The husband of a British classical pianist has confessed to plagiarizing recordings and putting them under his late wife's name, according to a report by the classical music magazine Gramophone.
Pianist Joyce Hatto gained posthumous notoriety this month when technology used as part of Apple's iTunes software revealed similarities between two recordings. The technology, which recognizes tracks on a CD that are being imported by a computer, identified a recording attributed to Hatto as an album by another performer.
Gramophone, which first reported the controversy on its Web site, retained sound engineers to analyze Hatto's CDs. The engineers found that her alleged recordings, produced under a small music label run by her husband, were identical -- down to fractions of a second -- to performances by other pianists.

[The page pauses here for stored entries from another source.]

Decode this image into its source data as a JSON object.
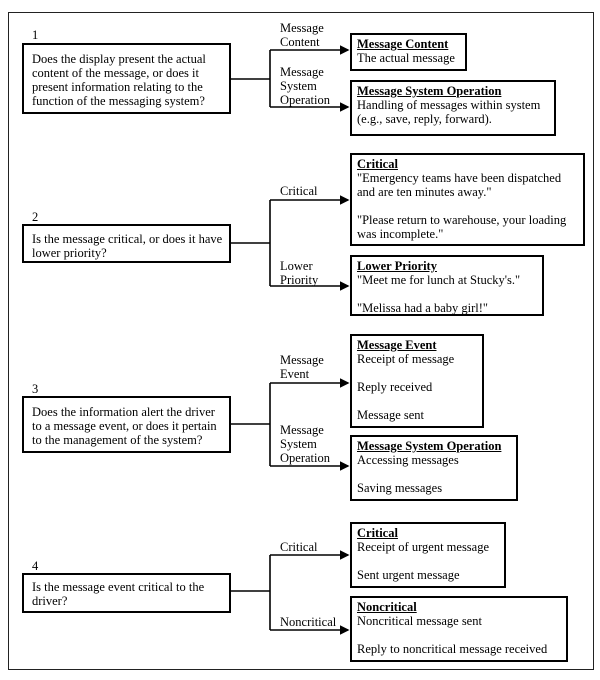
{
  "sections": [
    {
      "number": "1",
      "question": "Does the display present the actual content of the message, or does it present information relating to the function of the messaging system?",
      "branches": [
        {
          "label": "Message Content",
          "title": "Message Content",
          "items": [
            "The actual message"
          ]
        },
        {
          "label": "Message System Operation",
          "title": "Message System Operation",
          "items": [
            "Handling of messages within system (e.g., save, reply, forward)."
          ]
        }
      ]
    },
    {
      "number": "2",
      "question": "Is the message critical, or does it have lower priority?",
      "branches": [
        {
          "label": "Critical",
          "title": "Critical",
          "items": [
            "\"Emergency teams have been dispatched and are ten minutes away.\"",
            "\"Please return to warehouse, your loading was incomplete.\""
          ]
        },
        {
          "label": "Lower Priority",
          "title": "Lower Priority",
          "items": [
            "\"Meet me for lunch at Stucky's.\"",
            "\"Melissa had a baby girl!\""
          ]
        }
      ]
    },
    {
      "number": "3",
      "question": "Does the information alert the driver to a message event, or does it pertain to the management of the system?",
      "branches": [
        {
          "label": "Message Event",
          "title": "Message Event",
          "items": [
            "Receipt of message",
            "Reply received",
            "Message sent"
          ]
        },
        {
          "label": "Message System Operation",
          "title": "Message System Operation",
          "items": [
            "Accessing messages",
            "Saving messages"
          ]
        }
      ]
    },
    {
      "number": "4",
      "question": "Is the message event critical to the driver?",
      "branches": [
        {
          "label": "Critical",
          "title": "Critical",
          "items": [
            "Receipt of urgent message",
            "Sent urgent message"
          ]
        },
        {
          "label": "Noncritical",
          "title": "Noncritical",
          "items": [
            "Noncritical message sent",
            "Reply to noncritical message received"
          ]
        }
      ]
    }
  ]
}
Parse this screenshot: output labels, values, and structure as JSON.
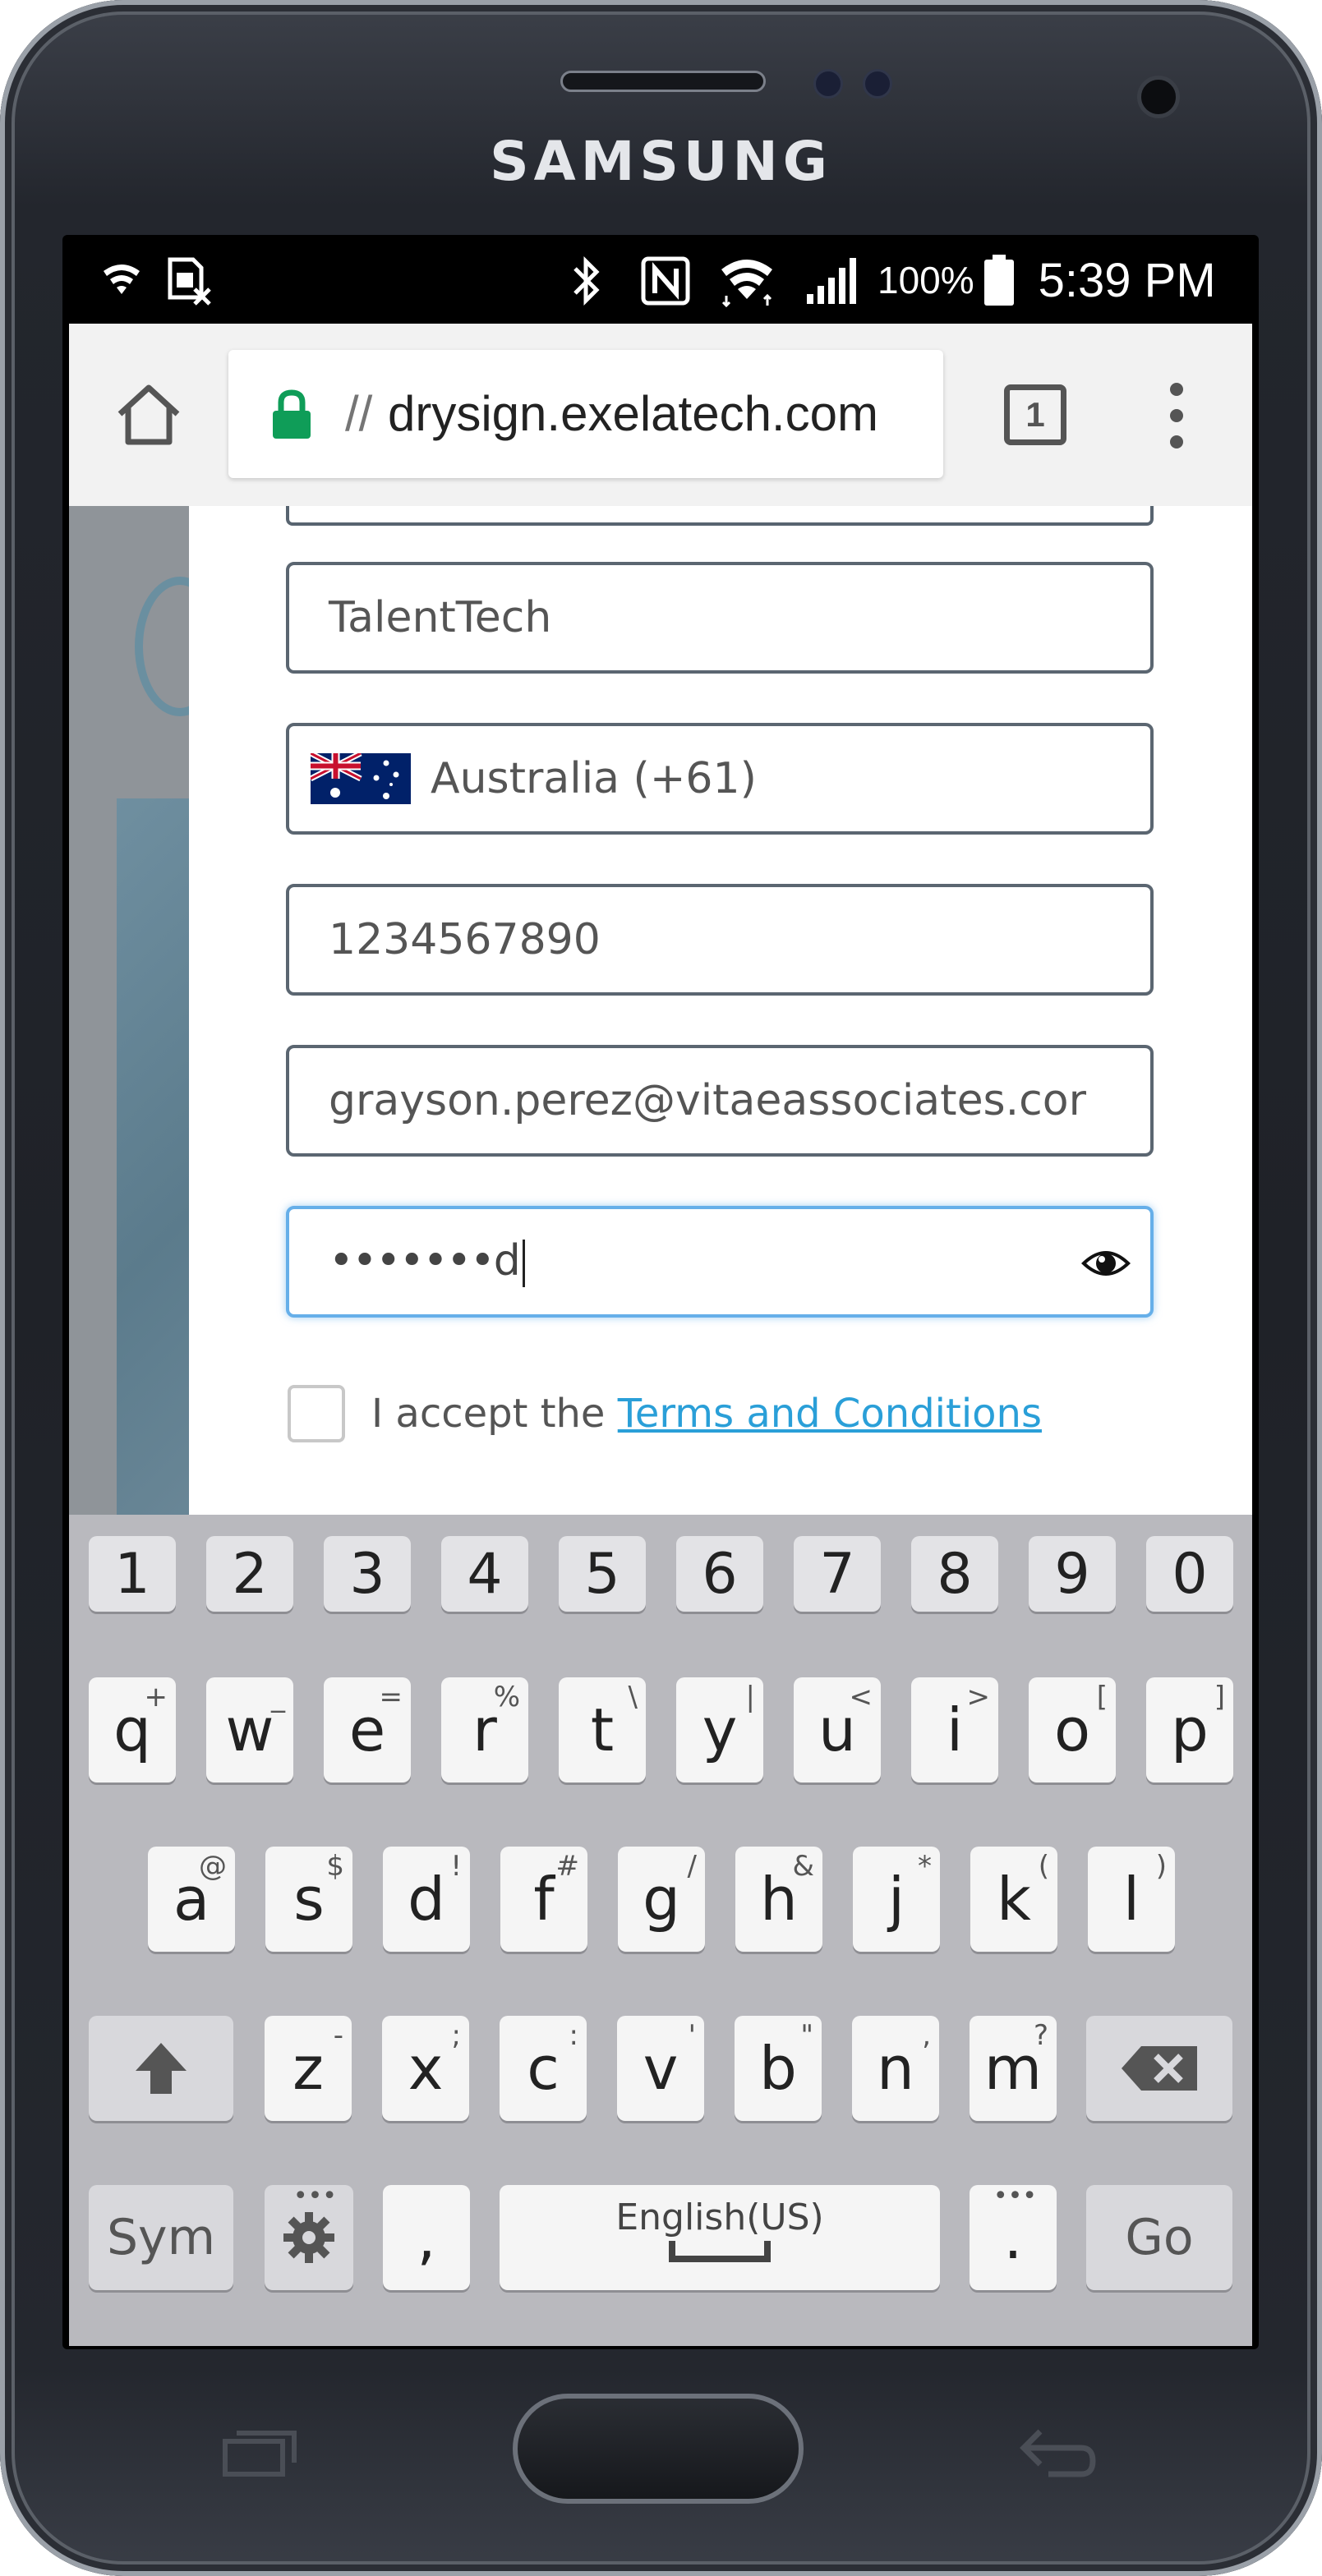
{
  "device": {
    "brand": "SAMSUNG"
  },
  "statusbar": {
    "battery": "100%",
    "time": "5:39 PM"
  },
  "browser": {
    "url_prefix": "//",
    "url": "drysign.exelatech.com",
    "tab_count": "1"
  },
  "form": {
    "company": "TalentTech",
    "country": "Australia (+61)",
    "phone": "1234567890",
    "email": "grayson.perez@vitaeassociates.cor",
    "password_masked": "•••••••",
    "password_last_char": "d",
    "terms_prefix": "I accept the ",
    "terms_link": "Terms and Conditions"
  },
  "keyboard": {
    "numbers": [
      "1",
      "2",
      "3",
      "4",
      "5",
      "6",
      "7",
      "8",
      "9",
      "0"
    ],
    "row1": [
      {
        "k": "q",
        "h": "+"
      },
      {
        "k": "w",
        "h": "_"
      },
      {
        "k": "e",
        "h": "="
      },
      {
        "k": "r",
        "h": "%"
      },
      {
        "k": "t",
        "h": "\\"
      },
      {
        "k": "y",
        "h": "|"
      },
      {
        "k": "u",
        "h": "<"
      },
      {
        "k": "i",
        "h": ">"
      },
      {
        "k": "o",
        "h": "["
      },
      {
        "k": "p",
        "h": "]"
      }
    ],
    "row2": [
      {
        "k": "a",
        "h": "@"
      },
      {
        "k": "s",
        "h": "$"
      },
      {
        "k": "d",
        "h": "!"
      },
      {
        "k": "f",
        "h": "#"
      },
      {
        "k": "g",
        "h": "/"
      },
      {
        "k": "h",
        "h": "&"
      },
      {
        "k": "j",
        "h": "*"
      },
      {
        "k": "k",
        "h": "("
      },
      {
        "k": "l",
        "h": ")"
      }
    ],
    "row3": [
      {
        "k": "z",
        "h": "-"
      },
      {
        "k": "x",
        "h": ";"
      },
      {
        "k": "c",
        "h": ":"
      },
      {
        "k": "v",
        "h": "'"
      },
      {
        "k": "b",
        "h": "\""
      },
      {
        "k": "n",
        "h": ","
      },
      {
        "k": "m",
        "h": "?"
      }
    ],
    "sym": "Sym",
    "comma": ",",
    "space_label": "English(US)",
    "period": ".",
    "go": "Go"
  },
  "colors": {
    "accent": "#2a9fd8",
    "focus": "#66afe9",
    "lock": "#0f9d58"
  }
}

Her husband, William Barrington-Coupe, denied any wrongdoing last week but later confessed to the plagiarism in a letter to the head of BIS Records, one of the labels that produced one of the plagiarized recordings, Gramophone reported.
The scandal has spread in technology and classical music circles, with music fans and techies posting more than a dozen other plagiarism allegations under Hatto's entry on Wikipedia.
The obscure pianist died last year, a result of a cancer that had prevented her from playing in public for decades. According to the magazine's editor, the letter written by Barrington-Coupe notes that Hatto was unaware of the deception and that the pilfering of recordings began when Hatto's recordings were marred by grunts of pain caused by the cancer.
A call to Barrington-Coupe's office went unanswered yesterday.
Barrington-Coupe told the magazine yesterday that he had destroyed all of his labels' recordings.
"I've closed the operation down, I've had the stock completely destroyed," he told the magazine. "Now I just want a little bit of peace."
Barrington-Coupe declined to identify for the magazine which performances were genuine and which were pilfered. It is unclear what legal consequences he might face. The British Phonographic Industry, the British equivalent to the Recording Industry Association of America, could not be reached yesterday.
Gramophone's editor, James Inverne, said it could take years before anyone knows which recordings are genuine Hatto performances. There are more than 100 recordings under her name from her husband's label, Concert Artist.
"She has definitely secured a place in music history," he said. "It would be nice if that were for the right reasons -- but we can't know what the right place is until we know more."